Indonesia: Economy grows at softest pace in two years in Q3
GDP growth waned to 4.9% year on year in the third quarter from 5.2% in the second quarter. Q3’s reading was the softest since Q3 2021 and surprised markets on the downside. Meanwhile, the economy grew 0.8% in Q3 on a seasonally adjusted quarter-on-quarter basis, slowing marginally from Q2’s 0.9%.
Domestically, the annual deceleration was due to weaker public spending and a slightly softer expansion in private spending, which outweighed stronger fixed investment growth. Public consumption dropped at the sharpest pace since Q2 2023, contracting 3.8% due to lower expenditure on personnel, subsidies and social assistance (Q2: +10.6% yoy). Private spending increased 5.1% in the third quarter, which was below the second quarter’s 5.2% expansion, as households spent less on appliances, health and education. In contrast, fixed investment growth hit an over-two-year high of 5.8% in the third quarter, up from the second quarter’s 4.6%.

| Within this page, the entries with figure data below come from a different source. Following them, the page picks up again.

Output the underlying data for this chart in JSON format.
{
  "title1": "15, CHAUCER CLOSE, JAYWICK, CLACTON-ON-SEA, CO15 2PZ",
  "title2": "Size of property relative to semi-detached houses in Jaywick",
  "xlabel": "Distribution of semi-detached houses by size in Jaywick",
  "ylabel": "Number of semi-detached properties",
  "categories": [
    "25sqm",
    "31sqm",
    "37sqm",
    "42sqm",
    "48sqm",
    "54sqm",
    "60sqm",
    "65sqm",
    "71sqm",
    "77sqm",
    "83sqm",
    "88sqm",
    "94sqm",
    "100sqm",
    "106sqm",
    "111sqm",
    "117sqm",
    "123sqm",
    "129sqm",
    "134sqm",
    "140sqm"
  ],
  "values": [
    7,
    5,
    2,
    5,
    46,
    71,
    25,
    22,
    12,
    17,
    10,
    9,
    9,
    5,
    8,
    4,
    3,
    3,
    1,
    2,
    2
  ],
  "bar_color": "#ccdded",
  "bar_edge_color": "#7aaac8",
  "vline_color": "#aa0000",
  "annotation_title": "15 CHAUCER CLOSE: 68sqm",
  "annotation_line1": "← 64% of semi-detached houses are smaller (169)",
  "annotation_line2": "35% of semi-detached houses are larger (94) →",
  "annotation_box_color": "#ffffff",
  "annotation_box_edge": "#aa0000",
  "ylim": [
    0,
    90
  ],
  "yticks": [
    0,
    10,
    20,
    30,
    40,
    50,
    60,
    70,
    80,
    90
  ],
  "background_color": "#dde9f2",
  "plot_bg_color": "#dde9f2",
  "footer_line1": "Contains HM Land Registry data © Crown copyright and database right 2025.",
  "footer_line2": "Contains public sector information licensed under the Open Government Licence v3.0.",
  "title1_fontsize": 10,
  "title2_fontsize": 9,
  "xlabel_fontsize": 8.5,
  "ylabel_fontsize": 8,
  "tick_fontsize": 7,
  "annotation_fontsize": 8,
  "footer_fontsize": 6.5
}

On the external front, exports of goods and services contracted 4.3% in Q3, marking the worst reading since Q4 2020 amid downbeat goods exports (Q2: -3.0% yoy). In addition, imports of goods and services dropped at a much sharper pace of 6.2% in Q3 (Q2: -3.1% yoy), in line with softening domestic demand. As such, net exports had a marginally positive impact on total GDP growth.
The economy is seen growing at a pace similar to that of Q3 at the tail end of 2023 and expanding solidly in 2024. Election-related spending, q q recently announced additional stimulus measures—including social assistance aimed at alleviating the impact of the El Niño weather event and VAT discounts on new real estate purchases in 2024—should cushion growth. In addition, the Bank of Indonesia is expected to kick off its monetary policy loosening cycle in H2 2024, which should further stimulate domestic demand. That said, China’s underwhelming recovery and the risk of an intensifying El Niño pose downside risks to the outlook.
Krystal Tan, economist at ANZ, said GDP growth would return to its pre-pandemic average next year:
“Looking ahead, we expect a pick-up in fiscal disbursement and election-related spending to help cushion against headwinds from a challenging external environment and softening consumer sentiment. […] The pass-through of Bank Indonesia’s rate hikes to the real economy will be limited by a loosening in macroprudential measures aimed at encouraging credit growth. Overall, we continue to expect full-year growth of 5% in both 2023 and 2024, which is in line with Indonesia’s pre-pandemic average.”